Un romanzo che vuol dirci che ogni esistenza - sia che trovi piena espressione, sia che si impigli nel suo proprio enigma - è copertura di non detti. Una storia ambientata in un Israele dove “il passato è un eterno ritorno”, ma un ritorno che a sua volta è salpare verso nuove forme di vita, nuove edizioni di sé stessi, nuove possibilità di quella salvezza basilare che è l’incontro con un altro nel quale specchiarci, e accettare quello stesso altro.
La forza del romanzo sta nei personaggi scolpiti con precisione, ognuno con il suo lutto, la sua lancinante nostalgia di Ariel che come una dinamo aziona una nuova visione (e revisione) delle cose.

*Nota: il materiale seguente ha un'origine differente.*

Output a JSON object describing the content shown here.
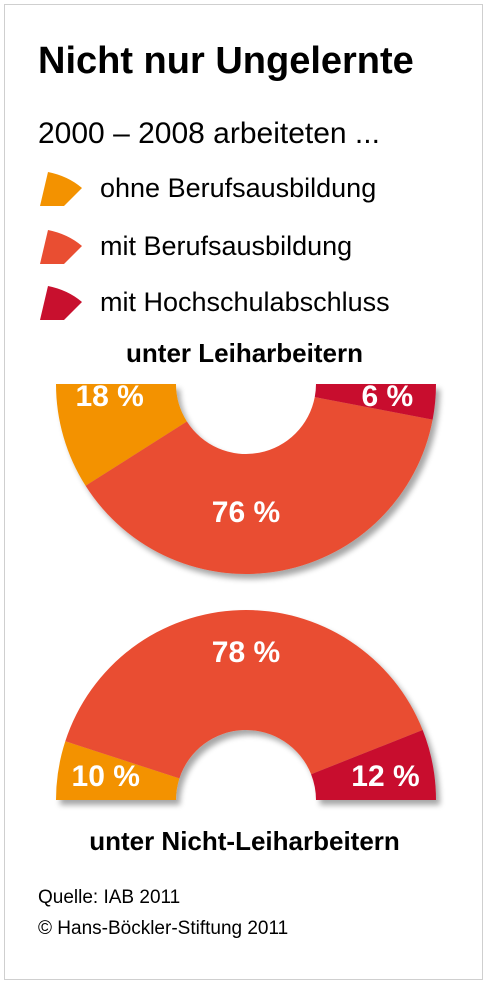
{
  "title": "Nicht nur Ungelernte",
  "subtitle": "2000 – 2008 arbeiteten ...",
  "colors": {
    "ohne": "#f39200",
    "mit": "#e94e32",
    "hochschule": "#c8102e"
  },
  "legend": [
    {
      "label": "ohne Berufsausbildung",
      "color": "#f39200"
    },
    {
      "label": "mit Berufsausbildung",
      "color": "#e94e32"
    },
    {
      "label": "mit Hochschulabschluss",
      "color": "#c8102e"
    }
  ],
  "chart_data": [
    {
      "type": "pie",
      "variant": "half-donut-lower",
      "title": "unter Leiharbeitern",
      "categories": [
        "ohne Berufsausbildung",
        "mit Berufsausbildung",
        "mit Hochschulabschluss"
      ],
      "values": [
        18,
        76,
        6
      ],
      "labels": [
        "18 %",
        "76 %",
        "6 %"
      ],
      "unit": "%"
    },
    {
      "type": "pie",
      "variant": "half-donut-upper",
      "title": "unter Nicht-Leiharbeitern",
      "categories": [
        "ohne Berufsausbildung",
        "mit Berufsausbildung",
        "mit Hochschulabschluss"
      ],
      "values": [
        10,
        78,
        12
      ],
      "labels": [
        "10 %",
        "78 %",
        "12 %"
      ],
      "unit": "%"
    }
  ],
  "source": {
    "quelle": "Quelle: IAB 2011",
    "copyright": "© Hans-Böckler-Stiftung 2011"
  }
}
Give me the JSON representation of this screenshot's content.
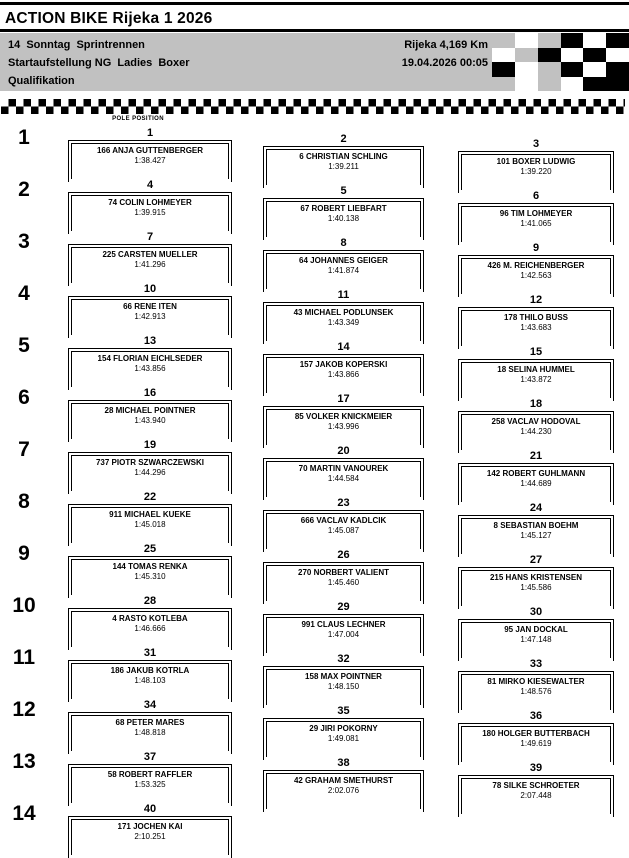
{
  "header": {
    "title": "ACTION BIKE Rijeka 1 2026",
    "event_line": "14  Sonntag  Sprintrennen",
    "session_line": "Startaufstellung NG  Ladies  Boxer",
    "stage_line": "Qualifikation",
    "track_distance": "Rijeka 4,169 Km",
    "datetime": "19.04.2026 00:05"
  },
  "grid": {
    "pole_label": "POLE POSITION",
    "rows": [
      {
        "row_number": "1",
        "entries": [
          {
            "position": "1",
            "driver": "166 ANJA GUTTENBERGER",
            "time": "1:38.427"
          },
          {
            "position": "2",
            "driver": "6 CHRISTIAN SCHLING",
            "time": "1:39.211"
          },
          {
            "position": "3",
            "driver": "101 BOXER LUDWIG",
            "time": "1:39.220"
          }
        ]
      },
      {
        "row_number": "2",
        "entries": [
          {
            "position": "4",
            "driver": "74 COLIN LOHMEYER",
            "time": "1:39.915"
          },
          {
            "position": "5",
            "driver": "67 ROBERT LIEBFART",
            "time": "1:40.138"
          },
          {
            "position": "6",
            "driver": "96 TIM LOHMEYER",
            "time": "1:41.065"
          }
        ]
      },
      {
        "row_number": "3",
        "entries": [
          {
            "position": "7",
            "driver": "225 CARSTEN MUELLER",
            "time": "1:41.296"
          },
          {
            "position": "8",
            "driver": "64 JOHANNES GEIGER",
            "time": "1:41.874"
          },
          {
            "position": "9",
            "driver": "426 M. REICHENBERGER",
            "time": "1:42.563"
          }
        ]
      },
      {
        "row_number": "4",
        "entries": [
          {
            "position": "10",
            "driver": "66 RENE ITEN",
            "time": "1:42.913"
          },
          {
            "position": "11",
            "driver": "43 MICHAEL PODLUNSEK",
            "time": "1:43.349"
          },
          {
            "position": "12",
            "driver": "178 THILO BUSS",
            "time": "1:43.683"
          }
        ]
      },
      {
        "row_number": "5",
        "entries": [
          {
            "position": "13",
            "driver": "154 FLORIAN EICHLSEDER",
            "time": "1:43.856"
          },
          {
            "position": "14",
            "driver": "157 JAKOB KOPERSKI",
            "time": "1:43.866"
          },
          {
            "position": "15",
            "driver": "18 SELINA HUMMEL",
            "time": "1:43.872"
          }
        ]
      },
      {
        "row_number": "6",
        "entries": [
          {
            "position": "16",
            "driver": "28 MICHAEL POINTNER",
            "time": "1:43.940"
          },
          {
            "position": "17",
            "driver": "85 VOLKER KNICKMEIER",
            "time": "1:43.996"
          },
          {
            "position": "18",
            "driver": "258 VACLAV HODOVAL",
            "time": "1:44.230"
          }
        ]
      },
      {
        "row_number": "7",
        "entries": [
          {
            "position": "19",
            "driver": "737 PIOTR SZWARCZEWSKI",
            "time": "1:44.296"
          },
          {
            "position": "20",
            "driver": "70 MARTIN VANOUREK",
            "time": "1:44.584"
          },
          {
            "position": "21",
            "driver": "142 ROBERT GUHLMANN",
            "time": "1:44.689"
          }
        ]
      },
      {
        "row_number": "8",
        "entries": [
          {
            "position": "22",
            "driver": "911 MICHAEL KUEKE",
            "time": "1:45.018"
          },
          {
            "position": "23",
            "driver": "666 VACLAV KADLCIK",
            "time": "1:45.087"
          },
          {
            "position": "24",
            "driver": "8 SEBASTIAN BOEHM",
            "time": "1:45.127"
          }
        ]
      },
      {
        "row_number": "9",
        "entries": [
          {
            "position": "25",
            "driver": "144 TOMAS RENKA",
            "time": "1:45.310"
          },
          {
            "position": "26",
            "driver": "270 NORBERT VALIENT",
            "time": "1:45.460"
          },
          {
            "position": "27",
            "driver": "215 HANS KRISTENSEN",
            "time": "1:45.586"
          }
        ]
      },
      {
        "row_number": "10",
        "entries": [
          {
            "position": "28",
            "driver": "4 RASTO KOTLEBA",
            "time": "1:46.666"
          },
          {
            "position": "29",
            "driver": "991 CLAUS LECHNER",
            "time": "1:47.004"
          },
          {
            "position": "30",
            "driver": "95 JAN DOCKAL",
            "time": "1:47.148"
          }
        ]
      },
      {
        "row_number": "11",
        "entries": [
          {
            "position": "31",
            "driver": "186 JAKUB KOTRLA",
            "time": "1:48.103"
          },
          {
            "position": "32",
            "driver": "158 MAX POINTNER",
            "time": "1:48.150"
          },
          {
            "position": "33",
            "driver": "81 MIRKO KIESEWALTER",
            "time": "1:48.576"
          }
        ]
      },
      {
        "row_number": "12",
        "entries": [
          {
            "position": "34",
            "driver": "68 PETER MARES",
            "time": "1:48.818"
          },
          {
            "position": "35",
            "driver": "29 JIRI POKORNY",
            "time": "1:49.081"
          },
          {
            "position": "36",
            "driver": "180 HOLGER BUTTERBACH",
            "time": "1:49.619"
          }
        ]
      },
      {
        "row_number": "13",
        "entries": [
          {
            "position": "37",
            "driver": "58 ROBERT RAFFLER",
            "time": "1:53.325"
          },
          {
            "position": "38",
            "driver": "42 GRAHAM SMETHURST",
            "time": "2:02.076"
          },
          {
            "position": "39",
            "driver": "78 SILKE SCHROETER",
            "time": "2:07.448"
          }
        ]
      },
      {
        "row_number": "14",
        "entries": [
          {
            "position": "40",
            "driver": "171 JOCHEN KAI",
            "time": "2:10.251"
          }
        ]
      }
    ]
  },
  "decor": {
    "checker_colors": {
      "K": "#000000",
      "W": "#ffffff",
      "G": "#c1c1c1"
    },
    "header_pattern": [
      "GWGKWK",
      "WGKWKW",
      "KWGKWK",
      "GWGWKK"
    ]
  }
}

Il giorno nella notte (il titolo è shakespeariano) irrompe forse a ritmo un po’ corrivo, le cose trovano soluzione luminosa secondo schemi che nella vita vera hanno spesso architettura più complessa e lenta.
Ma è un libro in cui palpita la vita, la vita come sgomento davanti all’ingiustizia della morte, e che per questo si legge con curiosità anche famelica, pagina dopo pagina. Agile scrittura quella che Cinzia Leone utilizza per tratteggiare l’intreccio che ha inventato, insieme agli affluenti delle sue microstorie a corollario; e scrittura che non manca di pillole di saggezza, come quelle che scandiscono gli incipit dei diversi capitoli. Saggezza di perdita, e di ricominciamento.